In many ways, social media is a gift: it brings people together, helps friends stay in touch and businesses to engage with their customers. But how effective is social media really as a platform for campaigns?

A few years ago Waitrose ran a social media campaign called “I shop at Waitrose because…” where they invited their Facebook and Twitter friends to finish the sentence. Waitrose is a well-loved British brand and one that its customers feel a certain affinity towards, but when you offer an opportunity to an almost infinite number of people to finish such a sentence, you are, in hindsight, asking for trouble. One particular example (and a personal favourite of mine) being “I shop at Waitrose because…I HATE POOR PEOPLE”.

It seems, however, that Waitrose is not the only one to have misaligned a social media campaign in this way, with the most recent example from UberEATS.
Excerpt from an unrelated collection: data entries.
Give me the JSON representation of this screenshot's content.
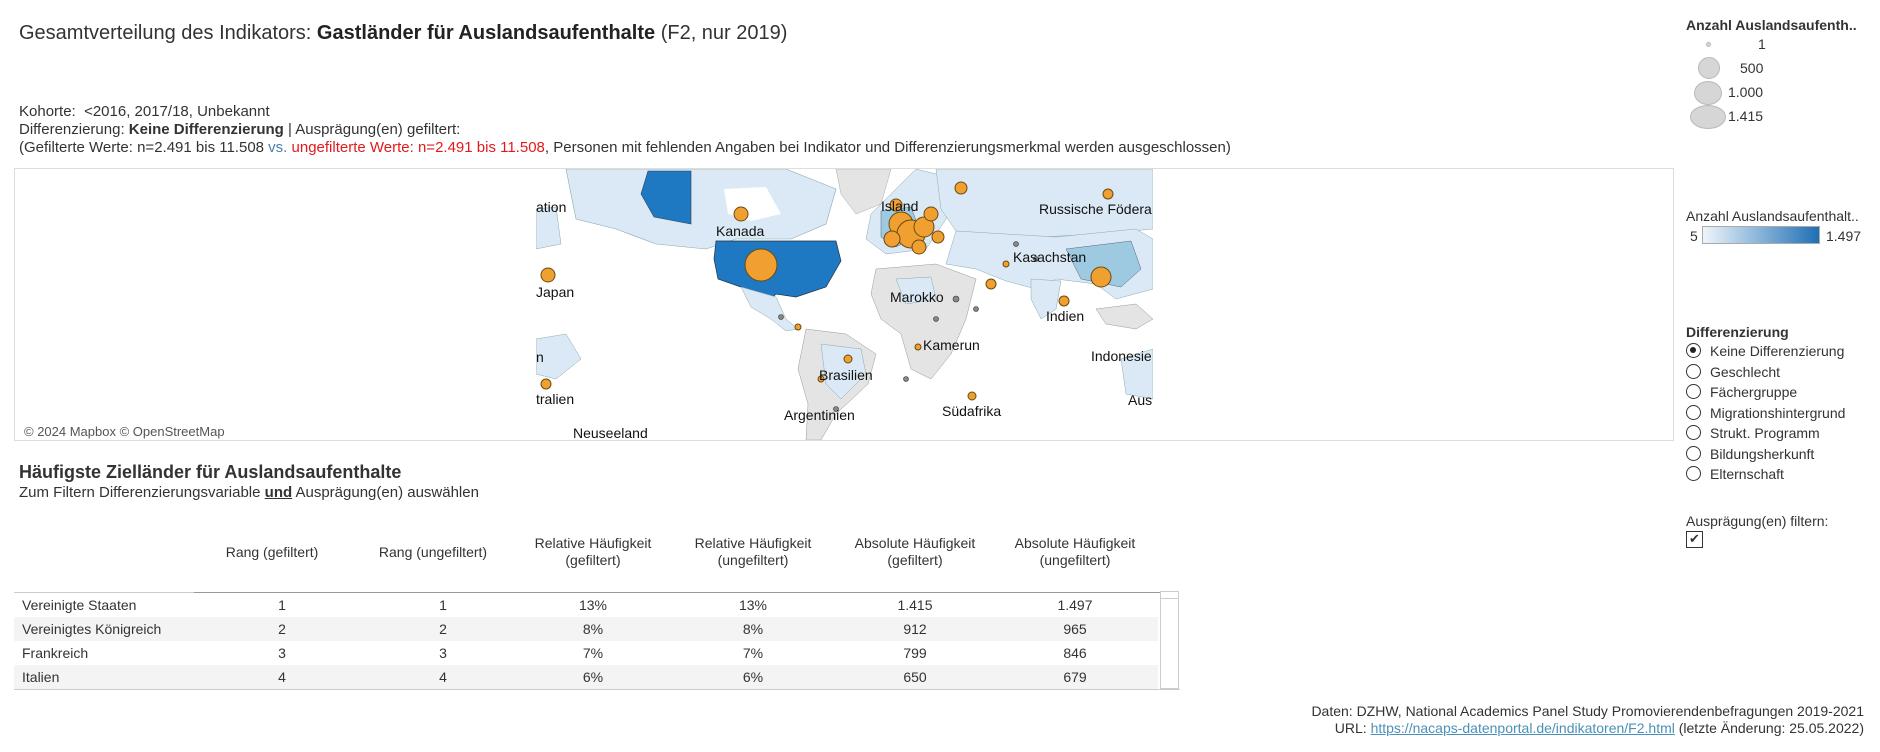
{
  "header": {
    "title_prefix": "Gesamtverteilung des Indikators: ",
    "title_bold": "Gastländer für Auslandsaufenthalte",
    "title_suffix": " (F2, nur 2019)"
  },
  "meta": {
    "kohorte_label": "Kohorte:",
    "kohorte_value": "<2016, 2017/18, Unbekannt",
    "diff_label": "Differenzierung: ",
    "diff_value": "Keine Differenzierung",
    "diff_suffix": " | Ausprägung(en) gefiltert:",
    "filter_prefix": "(Gefilterte Werte: n=2.491 bis 11.508 ",
    "filter_vs": "vs.",
    "filter_unfiltered": " ungefilterte Werte: n=2.491 bis 11.508",
    "filter_suffix": ", Personen mit fehlenden Angaben bei Indikator und Differenzierungsmerkmal werden ausgeschlossen)"
  },
  "map": {
    "copyright": "© 2024 Mapbox © OpenStreetMap",
    "labels": {
      "ation": "ation",
      "kanada": "Kanada",
      "island": "Island",
      "russland": "Russische Födera",
      "japan": "Japan",
      "kasachstan": "Kasachstan",
      "marokko": "Marokko",
      "indien": "Indien",
      "kamerun": "Kamerun",
      "indonesien": "Indonesie",
      "n": "n",
      "brasilien": "Brasilien",
      "australien": "tralien",
      "aus": "Aus",
      "argentinien": "Argentinien",
      "suedafrika": "Südafrika",
      "neuseeland": "Neuseeland"
    },
    "colors": {
      "ocean": "#ffffff",
      "land": "#e4e4e4",
      "low": "#dbe9f6",
      "mid": "#9ecae1",
      "high": "#1f78c2",
      "bubble": "#f0a030",
      "bubble_stroke": "#6b4a10"
    }
  },
  "table": {
    "title": "Häufigste Zielländer für Auslandsaufenthalte",
    "subtitle_prefix": "Zum Filtern Differenzierungsvariable ",
    "subtitle_und": "und",
    "subtitle_suffix": " Ausprägung(en) auswählen",
    "headers": {
      "rang_gef": "Rang (gefiltert)",
      "rang_ungef": "Rang (ungefiltert)",
      "rel_gef_1": "Relative Häufigkeit",
      "rel_gef_2": "(gefiltert)",
      "rel_ungef_1": "Relative Häufigkeit",
      "rel_ungef_2": "(ungefiltert)",
      "abs_gef_1": "Absolute Häufigkeit",
      "abs_gef_2": "(gefiltert)",
      "abs_ungef_1": "Absolute Häufigkeit",
      "abs_ungef_2": "(ungefiltert)"
    },
    "rows": [
      {
        "land": "Vereinigte Staaten",
        "rang_gef": "1",
        "rang_ungef": "1",
        "rel_gef": "13%",
        "rel_ungef": "13%",
        "abs_gef": "1.415",
        "abs_ungef": "1.497"
      },
      {
        "land": "Vereinigtes Königreich",
        "rang_gef": "2",
        "rang_ungef": "2",
        "rel_gef": "8%",
        "rel_ungef": "8%",
        "abs_gef": "912",
        "abs_ungef": "965"
      },
      {
        "land": "Frankreich",
        "rang_gef": "3",
        "rang_ungef": "3",
        "rel_gef": "7%",
        "rel_ungef": "7%",
        "abs_gef": "799",
        "abs_ungef": "846"
      },
      {
        "land": "Italien",
        "rang_gef": "4",
        "rang_ungef": "4",
        "rel_gef": "6%",
        "rel_ungef": "6%",
        "abs_gef": "650",
        "abs_ungef": "679"
      }
    ]
  },
  "legend_size": {
    "title": "Anzahl Auslandsaufenth..",
    "items": [
      "1",
      "500",
      "1.000",
      "1.415"
    ]
  },
  "legend_color": {
    "title": "Anzahl Auslandsaufenthalt..",
    "min": "5",
    "max": "1.497",
    "color_min": "#eef5fb",
    "color_max": "#1f6fb5"
  },
  "differenzierung": {
    "title": "Differenzierung",
    "options": [
      "Keine Differenzierung",
      "Geschlecht",
      "Fächergruppe",
      "Migrationshintergrund",
      "Strukt. Programm",
      "Bildungsherkunft",
      "Elternschaft"
    ],
    "selected": "Keine Differenzierung"
  },
  "filter": {
    "label": "Ausprägung(en) filtern:",
    "checked": "✔"
  },
  "footer": {
    "line1": "Daten: DZHW, National Academics Panel Study Promovierendenbefragungen 2019-2021",
    "url_prefix": "URL: ",
    "url": "https://nacaps-datenportal.de/indikatoren/F2.html",
    "url_suffix": " (letzte Änderung: 25.05.2022)"
  }
}
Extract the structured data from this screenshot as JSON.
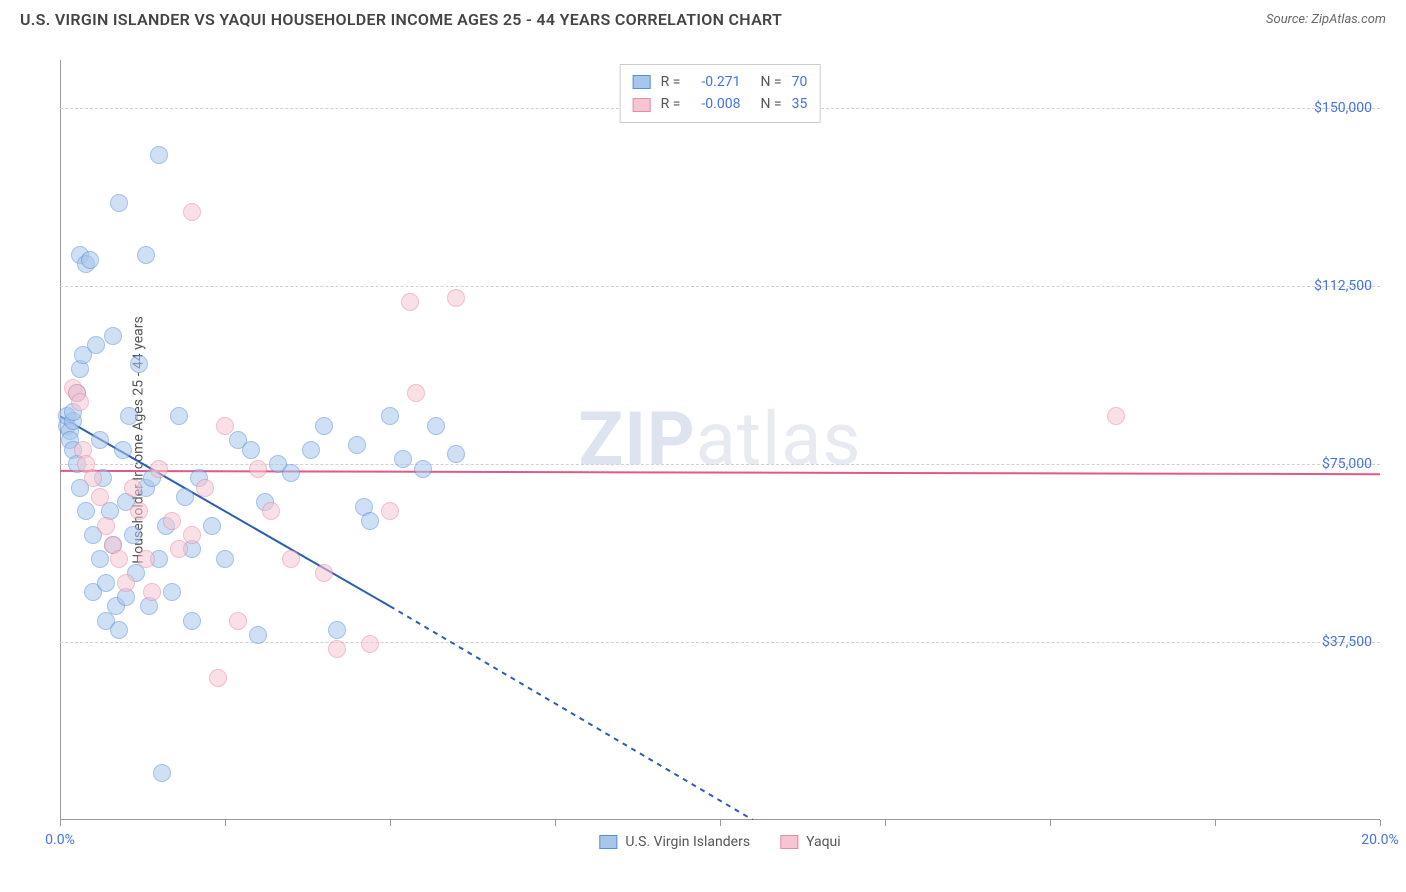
{
  "title": "U.S. VIRGIN ISLANDER VS YAQUI HOUSEHOLDER INCOME AGES 25 - 44 YEARS CORRELATION CHART",
  "source": "Source: ZipAtlas.com",
  "watermark_bold": "ZIP",
  "watermark_light": "atlas",
  "y_axis_label": "Householder Income Ages 25 - 44 years",
  "chart": {
    "type": "scatter",
    "background_color": "#ffffff",
    "grid_color": "#d0d0d0",
    "axis_color": "#999999",
    "tick_label_color": "#4472e4",
    "xlim": [
      0,
      20
    ],
    "ylim": [
      0,
      160000
    ],
    "x_ticks": [
      0,
      2.5,
      5,
      7.5,
      10,
      12.5,
      15,
      17.5,
      20
    ],
    "x_tick_labels": {
      "0": "0.0%",
      "20": "20.0%"
    },
    "y_ticks": [
      37500,
      75000,
      112500,
      150000
    ],
    "y_tick_labels": [
      "$37,500",
      "$75,000",
      "$112,500",
      "$150,000"
    ],
    "point_radius": 9,
    "point_opacity": 0.55,
    "point_border_width": 1.2,
    "series": [
      {
        "name": "U.S. Virgin Islanders",
        "fill": "#a8c5ec",
        "stroke": "#5a8fd6",
        "R": "-0.271",
        "N": "70",
        "trend": {
          "solid": [
            [
              0,
              85000
            ],
            [
              5,
              45000
            ]
          ],
          "dashed": [
            [
              5,
              45000
            ],
            [
              10.5,
              0
            ]
          ],
          "color": "#2e5db0",
          "width": 2
        },
        "points": [
          [
            0.1,
            83000
          ],
          [
            0.1,
            85000
          ],
          [
            0.15,
            82000
          ],
          [
            0.15,
            80000
          ],
          [
            0.2,
            84000
          ],
          [
            0.2,
            86000
          ],
          [
            0.2,
            78000
          ],
          [
            0.25,
            90000
          ],
          [
            0.25,
            75000
          ],
          [
            0.3,
            95000
          ],
          [
            0.3,
            70000
          ],
          [
            0.3,
            119000
          ],
          [
            0.35,
            98000
          ],
          [
            0.4,
            117000
          ],
          [
            0.4,
            65000
          ],
          [
            0.45,
            118000
          ],
          [
            0.5,
            60000
          ],
          [
            0.5,
            48000
          ],
          [
            0.55,
            100000
          ],
          [
            0.6,
            80000
          ],
          [
            0.6,
            55000
          ],
          [
            0.65,
            72000
          ],
          [
            0.7,
            50000
          ],
          [
            0.7,
            42000
          ],
          [
            0.75,
            65000
          ],
          [
            0.8,
            102000
          ],
          [
            0.8,
            58000
          ],
          [
            0.85,
            45000
          ],
          [
            0.9,
            40000
          ],
          [
            0.9,
            130000
          ],
          [
            0.95,
            78000
          ],
          [
            1.0,
            67000
          ],
          [
            1.0,
            47000
          ],
          [
            1.05,
            85000
          ],
          [
            1.1,
            60000
          ],
          [
            1.15,
            52000
          ],
          [
            1.2,
            96000
          ],
          [
            1.3,
            119000
          ],
          [
            1.3,
            70000
          ],
          [
            1.35,
            45000
          ],
          [
            1.4,
            72000
          ],
          [
            1.5,
            140000
          ],
          [
            1.5,
            55000
          ],
          [
            1.55,
            10000
          ],
          [
            1.6,
            62000
          ],
          [
            1.7,
            48000
          ],
          [
            1.8,
            85000
          ],
          [
            1.9,
            68000
          ],
          [
            2.0,
            57000
          ],
          [
            2.0,
            42000
          ],
          [
            2.1,
            72000
          ],
          [
            2.3,
            62000
          ],
          [
            2.5,
            55000
          ],
          [
            2.7,
            80000
          ],
          [
            2.9,
            78000
          ],
          [
            3.0,
            39000
          ],
          [
            3.1,
            67000
          ],
          [
            3.3,
            75000
          ],
          [
            3.5,
            73000
          ],
          [
            3.8,
            78000
          ],
          [
            4.0,
            83000
          ],
          [
            4.2,
            40000
          ],
          [
            4.5,
            79000
          ],
          [
            4.6,
            66000
          ],
          [
            4.7,
            63000
          ],
          [
            5.0,
            85000
          ],
          [
            5.2,
            76000
          ],
          [
            5.5,
            74000
          ],
          [
            5.7,
            83000
          ],
          [
            6.0,
            77000
          ]
        ]
      },
      {
        "name": "Yaqui",
        "fill": "#f5c5d3",
        "stroke": "#e889a5",
        "R": "-0.008",
        "N": "35",
        "trend": {
          "solid": [
            [
              0,
              73500
            ],
            [
              20,
              72800
            ]
          ],
          "color": "#e05a87",
          "width": 2
        },
        "points": [
          [
            0.2,
            91000
          ],
          [
            0.25,
            90000
          ],
          [
            0.3,
            88000
          ],
          [
            0.35,
            78000
          ],
          [
            0.4,
            75000
          ],
          [
            0.5,
            72000
          ],
          [
            0.6,
            68000
          ],
          [
            0.7,
            62000
          ],
          [
            0.8,
            58000
          ],
          [
            0.9,
            55000
          ],
          [
            1.0,
            50000
          ],
          [
            1.1,
            70000
          ],
          [
            1.2,
            65000
          ],
          [
            1.3,
            55000
          ],
          [
            1.4,
            48000
          ],
          [
            1.5,
            74000
          ],
          [
            1.7,
            63000
          ],
          [
            1.8,
            57000
          ],
          [
            2.0,
            128000
          ],
          [
            2.0,
            60000
          ],
          [
            2.2,
            70000
          ],
          [
            2.4,
            30000
          ],
          [
            2.5,
            83000
          ],
          [
            2.7,
            42000
          ],
          [
            3.0,
            74000
          ],
          [
            3.2,
            65000
          ],
          [
            3.5,
            55000
          ],
          [
            4.0,
            52000
          ],
          [
            4.2,
            36000
          ],
          [
            4.7,
            37000
          ],
          [
            5.0,
            65000
          ],
          [
            5.3,
            109000
          ],
          [
            5.4,
            90000
          ],
          [
            6.0,
            110000
          ],
          [
            16.0,
            85000
          ]
        ]
      }
    ]
  },
  "legend_top_label_R": "R =",
  "legend_top_label_N": "N =",
  "legend_bottom": [
    "U.S. Virgin Islanders",
    "Yaqui"
  ]
}
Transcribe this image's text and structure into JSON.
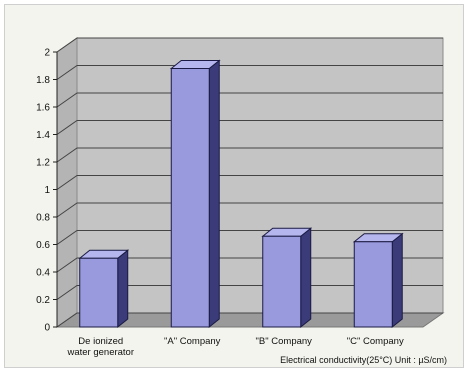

To celebrate a new partnership with Krispy Kreme, UberEATS launched a London-based campaign yesterday where they offered a dozen free doughnuts to anyone who downloaded the app and ordered between 2pm and 6pm (with a total of 36,000 doughnuts to give away). However, with a population of approx. 9,000,000 in London (and pretty much every one of those with a smartphone to hand), that is a big opportunity to disappoint a lot of customers…

So, 2pm came around, the promotion goes live, and everyone who has downloaded the app quickly places an order to claim their free doughnuts… and the app crashes. And crashes again. And again. Until it becomes permanently offline.

Naturally in today’s ‘social age’, customers took to Twitter to post about their dissatisfaction and disappointment with the service, with users posting all sorts of topical jokes, such as ‘Dave marked himself safe in the donut crisis’ and ‘14th November will forever be known as the donut apocalypse’, to name but a few – not to mention the spawning of animated GIFs.

Rather like the Waitrose campaign of a few years back, with hindsight, perhaps this should have been foreseen. With 36,000 doughnuts to give away (which is in fact only 3,000 boxes) what did they think was going to happen?

Although running smart advertising campaigns can be very entertaining, and running smart direct marketing campaigns can be extremely innovative, running campaigns solely on social media often comes with a lot of risk. In an environment with literally hundreds of millions of participants, there are bound to be some people who can pick holes in your thinking, or in this case, stress-test your app way beyond breaking point.

Oh, and the icing on the cake, or rather, the icing on the doughnut, was that they chose to run the campaign on World Diabetes Day – another reason why planning, and risk monitoring, is crucial.